In the past God spoke to our ancestors through the prophets at many times and in various ways. (Hebrews 1:1)
We live in a communication-rich world. Just this morning, I’ve managed to communicate with my two oldest daughters without setting eyes on either one of them. Between the ubiquitous cell phone, the text message, Twitter, Facebook, and good, old-fashioned hollering, we can communicate through many channels and with the greatest of ease. Emily, on a train to Chicago, managed to take a photo of the grandkids with her phone and, using Amtrak’s wifi, post it to Facebook. That so beats the squalling I heard when they rose at 5:00 this morning.
I appreciate the ease of communication that we enjoy, but that ease does not equal profundity. Even that most prolific of the prophets, Isaiah, wrote relatively little by the standards of the world. Compare Isaiah’s sixty-six chapters to the 1,056 lines that comprise Milton’s Paradise Lost. Or the 100 cantos of Dante’s Divine Comedy. Yes, both of those works are quite profound, but many even longer works–think of perhaps one of James Michener’s vast novels–make up for their lack of importance with a hefty page count.
God spoke to our (Hebrew) ancestors at many times and in various ways, but he did not blather on endlessly. Read the life of Abraham to see how a series of powerful experiences were interrupted by long years of normality. If Isaiah wrote at a steady pace, which he probably did not, he would have churned out just the equivalent of a chapter each year throughout his career.
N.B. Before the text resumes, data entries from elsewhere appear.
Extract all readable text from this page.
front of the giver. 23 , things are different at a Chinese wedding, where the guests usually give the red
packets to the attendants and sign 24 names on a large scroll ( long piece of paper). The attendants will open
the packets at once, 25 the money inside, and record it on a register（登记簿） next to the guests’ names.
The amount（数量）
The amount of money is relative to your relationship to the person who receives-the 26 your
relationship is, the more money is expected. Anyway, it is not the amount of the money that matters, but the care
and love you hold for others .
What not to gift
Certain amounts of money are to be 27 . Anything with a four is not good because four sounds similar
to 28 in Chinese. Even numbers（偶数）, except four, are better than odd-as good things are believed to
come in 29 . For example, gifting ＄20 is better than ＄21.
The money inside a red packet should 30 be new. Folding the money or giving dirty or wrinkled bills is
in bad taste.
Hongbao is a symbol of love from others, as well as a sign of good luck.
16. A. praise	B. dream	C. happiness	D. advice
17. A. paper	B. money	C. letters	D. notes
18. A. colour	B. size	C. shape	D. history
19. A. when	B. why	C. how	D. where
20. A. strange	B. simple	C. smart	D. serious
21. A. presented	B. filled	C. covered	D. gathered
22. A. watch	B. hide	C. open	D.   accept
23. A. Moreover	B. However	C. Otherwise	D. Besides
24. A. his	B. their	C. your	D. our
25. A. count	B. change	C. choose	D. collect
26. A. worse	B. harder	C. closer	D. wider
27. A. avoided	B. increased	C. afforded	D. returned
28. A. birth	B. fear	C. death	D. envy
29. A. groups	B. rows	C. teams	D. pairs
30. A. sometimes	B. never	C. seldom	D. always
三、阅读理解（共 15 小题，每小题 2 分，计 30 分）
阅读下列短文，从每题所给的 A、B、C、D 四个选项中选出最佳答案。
A young Christian expects God to speak clearly, powerfully, and pretty much nonstop. As we move through our lives, we recognize that most of the time even the still, small voice is a great deal more definite than what we hear from God. We need to learn a lesson from those Old Testament prophets, listening carefully in order to be ready for those rare eruptions of God’s “outside” voice.